L’analyse détaillée facilite ensuite le choix de la stratégie thérapeutique appropriée.

Cette méthode diagnostique est utilisée par différents spécialistes :

  • orthopédistes ;
  • traumatologues ;
  • chirurgiens ;
  • rhumatologues.

Avantages

L’IRM permet une exploration détaillée au cours de laquelle le médecin peut détecter :

  • la présence d’arthrose ou d’arthrite ;
  • le développement de pathologies articulaires ;
  • les conséquences de fractures ou de traumatismes (ligaments, ménisques).

Par rapport à d’autres techniques comme l’échographie, les principaux avantages de l’IRM sont :

  • la sécurité ;
  • l’absence de douleur ;
  • une grande précision et un haut niveau de détail ;
  • la fiabilité et la richesse des données obtenues ;
  • la capacité à détecter les anomalies dès les premiers stades ;
  • l’absence d’effets secondaires.

Contrairement à d’autres examens (comme l’échographie), l’IRM du genou fournit non seulement des informations sur l’état des tissus osseux, mais aussi sur les structures molles environnantes.

Elle permet également d’évaluer les processus physiques, chimiques et physiologiques qui se déroulent dans la zone étudiée.

Quelles pathologies graves peuvent être détectées par l’IRM du genou ?

L’IRM est indiquée en cas de suspicion de :

  • lésions des ligaments ou des cartilages ;
  • rupture des tendons ;
  • altérations dystrophiques des tissus ;
  • ruptures du ménisque ;
  • arthrite ;
  • douleurs sévères ;
  • inflammations ou gonflements.

Lésions ligamentaires et tendineuses

Parmi les traumatismes les plus graves figurent les ruptures ligamentaires :

  • croisés antérieurs et postérieurs ;
  • latéral interne.

Les images IRM révèlent ces pathologies dans 90 % des cas (contre des résultats moins fiables en échographie). Elles permettent d’identifier le degré de lésion :

  1. Stade 1 : présence de liquide autour du ligament ;
  2. Stade 2 : fibres partiellement rompues ;
  3. Stade 3 : rupture complète des tissus.

Contrairement à l’échographie, l’IRM visualise clairement l’état des tendons du genou, en particulier ceux du quadriceps et de la rotule. L’interprétation permet de détecter :

  • des lésions internes des tissus ;
  • des ruptures complètes.

Lésions du ménisque

En cas de suspicion de rupture méniscale, une IRM est réalisée, que la lésion soit partielle ou totale. En temps normal, le ménisque apparaît sous forme de triangle noir à l’image. En cas de déchirure, le contour visuel est déformé.

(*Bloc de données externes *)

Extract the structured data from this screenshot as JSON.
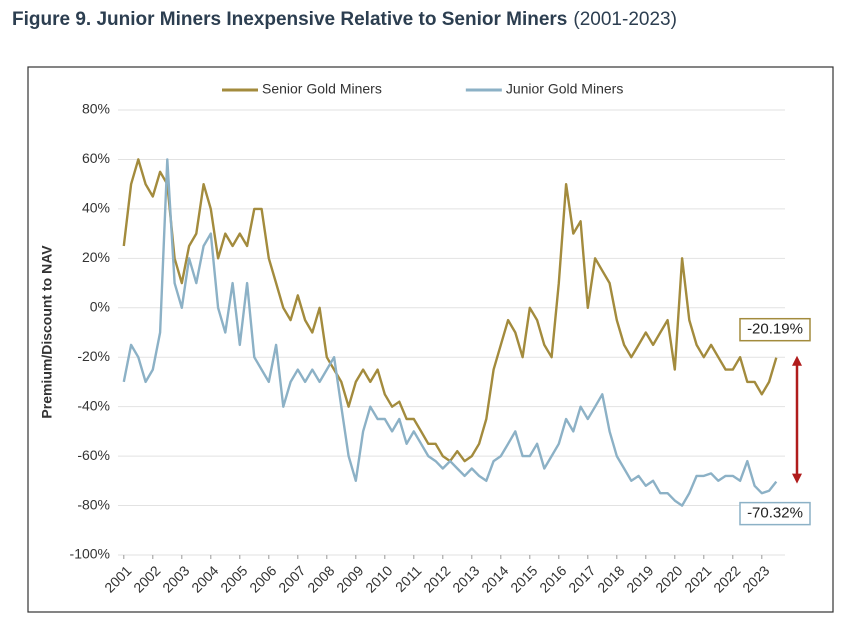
{
  "chart_data": {
    "type": "line",
    "title": "Figure 9. Junior Miners Inexpensive Relative to Senior Miners",
    "subtitle": "(2001-2023)",
    "y_label": "Premium/Discount to NAV",
    "x": [
      2001,
      2001.25,
      2001.5,
      2001.75,
      2002,
      2002.25,
      2002.5,
      2002.75,
      2003,
      2003.25,
      2003.5,
      2003.75,
      2004,
      2004.25,
      2004.5,
      2004.75,
      2005,
      2005.25,
      2005.5,
      2005.75,
      2006,
      2006.25,
      2006.5,
      2006.75,
      2007,
      2007.25,
      2007.5,
      2007.75,
      2008,
      2008.25,
      2008.5,
      2008.75,
      2009,
      2009.25,
      2009.5,
      2009.75,
      2010,
      2010.25,
      2010.5,
      2010.75,
      2011,
      2011.25,
      2011.5,
      2011.75,
      2012,
      2012.25,
      2012.5,
      2012.75,
      2013,
      2013.25,
      2013.5,
      2013.75,
      2014,
      2014.25,
      2014.5,
      2014.75,
      2015,
      2015.25,
      2015.5,
      2015.75,
      2016,
      2016.25,
      2016.5,
      2016.75,
      2017,
      2017.25,
      2017.5,
      2017.75,
      2018,
      2018.25,
      2018.5,
      2018.75,
      2019,
      2019.25,
      2019.5,
      2019.75,
      2020,
      2020.25,
      2020.5,
      2020.75,
      2021,
      2021.25,
      2021.5,
      2021.75,
      2022,
      2022.25,
      2022.5,
      2022.75,
      2023,
      2023.25,
      2023.5
    ],
    "series": [
      {
        "name": "Senior Gold Miners",
        "color": "#a38b3d",
        "values": [
          25,
          50,
          60,
          50,
          45,
          55,
          50,
          20,
          10,
          25,
          30,
          50,
          40,
          20,
          30,
          25,
          30,
          25,
          40,
          40,
          20,
          10,
          0,
          -5,
          5,
          -5,
          -10,
          0,
          -20,
          -25,
          -30,
          -40,
          -30,
          -25,
          -30,
          -25,
          -35,
          -40,
          -38,
          -45,
          -45,
          -50,
          -55,
          -55,
          -60,
          -62,
          -58,
          -62,
          -60,
          -55,
          -45,
          -25,
          -15,
          -5,
          -10,
          -20,
          0,
          -5,
          -15,
          -20,
          10,
          50,
          30,
          35,
          0,
          20,
          15,
          10,
          -5,
          -15,
          -20,
          -15,
          -10,
          -15,
          -10,
          -5,
          -25,
          20,
          -5,
          -15,
          -20,
          -15,
          -20,
          -25,
          -25,
          -20,
          -30,
          -30,
          -35,
          -30,
          -20.19
        ]
      },
      {
        "name": "Junior Gold Miners",
        "color": "#8cb1c6",
        "values": [
          -30,
          -15,
          -20,
          -30,
          -25,
          -10,
          60,
          10,
          0,
          20,
          10,
          25,
          30,
          0,
          -10,
          10,
          -15,
          10,
          -20,
          -25,
          -30,
          -15,
          -40,
          -30,
          -25,
          -30,
          -25,
          -30,
          -25,
          -20,
          -40,
          -60,
          -70,
          -50,
          -40,
          -45,
          -45,
          -50,
          -45,
          -55,
          -50,
          -55,
          -60,
          -62,
          -65,
          -62,
          -65,
          -68,
          -65,
          -68,
          -70,
          -62,
          -60,
          -55,
          -50,
          -60,
          -60,
          -55,
          -65,
          -60,
          -55,
          -45,
          -50,
          -40,
          -45,
          -40,
          -35,
          -50,
          -60,
          -65,
          -70,
          -68,
          -72,
          -70,
          -75,
          -75,
          -78,
          -80,
          -75,
          -68,
          -68,
          -67,
          -70,
          -68,
          -68,
          -70,
          -62,
          -72,
          -75,
          -74,
          -70.32
        ]
      }
    ],
    "annotations": [
      "-20.19%",
      "-70.32%"
    ],
    "xlim": [
      2000.8,
      2023.8
    ],
    "xticks": [
      2001,
      2002,
      2003,
      2004,
      2005,
      2006,
      2007,
      2008,
      2009,
      2010,
      2011,
      2012,
      2013,
      2014,
      2015,
      2016,
      2017,
      2018,
      2019,
      2020,
      2021,
      2022,
      2023
    ],
    "ylim": [
      -100,
      80
    ],
    "yticks": [
      {
        "value": -100,
        "label": "-100%"
      },
      {
        "value": -80,
        "label": "-80%"
      },
      {
        "value": -60,
        "label": "-60%"
      },
      {
        "value": -40,
        "label": "-40%"
      },
      {
        "value": -20,
        "label": "-20%"
      },
      {
        "value": 0,
        "label": "0%"
      },
      {
        "value": 20,
        "label": "20%"
      },
      {
        "value": 40,
        "label": "40%"
      },
      {
        "value": 60,
        "label": "60%"
      },
      {
        "value": 80,
        "label": "80%"
      }
    ],
    "grid": true,
    "legend": "top"
  }
}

Une image floue du ménisque peut aussi signaler des altérations dégénératives, liées à une faible transmission du signal dans cette zone.

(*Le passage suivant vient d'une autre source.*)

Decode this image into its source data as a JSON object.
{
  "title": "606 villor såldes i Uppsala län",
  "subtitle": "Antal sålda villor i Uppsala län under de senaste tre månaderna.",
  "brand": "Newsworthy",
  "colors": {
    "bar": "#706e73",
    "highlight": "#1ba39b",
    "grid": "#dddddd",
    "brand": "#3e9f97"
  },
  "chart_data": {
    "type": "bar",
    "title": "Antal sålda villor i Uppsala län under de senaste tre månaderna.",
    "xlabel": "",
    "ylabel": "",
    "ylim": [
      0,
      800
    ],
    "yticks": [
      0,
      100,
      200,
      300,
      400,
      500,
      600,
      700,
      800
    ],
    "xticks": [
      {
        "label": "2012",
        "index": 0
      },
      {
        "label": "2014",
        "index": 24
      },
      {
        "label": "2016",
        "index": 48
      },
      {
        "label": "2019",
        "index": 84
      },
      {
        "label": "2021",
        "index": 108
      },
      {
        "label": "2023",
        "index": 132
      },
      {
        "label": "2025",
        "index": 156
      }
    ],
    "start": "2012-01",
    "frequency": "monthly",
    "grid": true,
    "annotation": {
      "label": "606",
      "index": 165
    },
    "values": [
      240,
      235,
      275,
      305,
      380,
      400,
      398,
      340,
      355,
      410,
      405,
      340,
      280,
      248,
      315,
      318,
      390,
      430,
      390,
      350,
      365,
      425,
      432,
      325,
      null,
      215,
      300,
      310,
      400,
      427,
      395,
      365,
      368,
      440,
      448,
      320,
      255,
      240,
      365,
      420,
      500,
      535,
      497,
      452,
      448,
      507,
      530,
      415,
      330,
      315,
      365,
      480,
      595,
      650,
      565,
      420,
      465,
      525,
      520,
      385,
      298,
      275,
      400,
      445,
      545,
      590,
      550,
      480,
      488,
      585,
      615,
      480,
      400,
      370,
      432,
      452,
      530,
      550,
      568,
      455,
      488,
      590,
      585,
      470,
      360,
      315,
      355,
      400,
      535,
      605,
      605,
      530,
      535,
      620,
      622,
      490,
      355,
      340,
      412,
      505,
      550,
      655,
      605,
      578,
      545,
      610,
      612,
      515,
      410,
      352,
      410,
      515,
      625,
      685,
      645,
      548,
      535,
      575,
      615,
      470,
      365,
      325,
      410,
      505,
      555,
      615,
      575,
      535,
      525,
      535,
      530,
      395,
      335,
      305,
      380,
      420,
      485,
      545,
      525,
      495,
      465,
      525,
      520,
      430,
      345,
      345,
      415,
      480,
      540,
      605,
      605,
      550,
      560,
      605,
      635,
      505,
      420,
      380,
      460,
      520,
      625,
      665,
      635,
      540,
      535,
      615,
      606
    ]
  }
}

Comment accéder à une IRM ?

Il est possible de programmer une IRM du genou sans prescription médicale, dans toute clinique équipée. Cependant, cela peut représenter une dépense inutile. Une personne sans formation médicale ne pourra pas identifier avec certitude l’origine de la douleur au genou ni la pertinence de cet examen spécifique.

Les spécialistes recommandent de consulter d’abord un médecin, qui :

  • réalisera un examen clinique ;
  • évaluera les symptômes ;
  • et, si nécessaire, rédigera une ordonnance pour l’examen.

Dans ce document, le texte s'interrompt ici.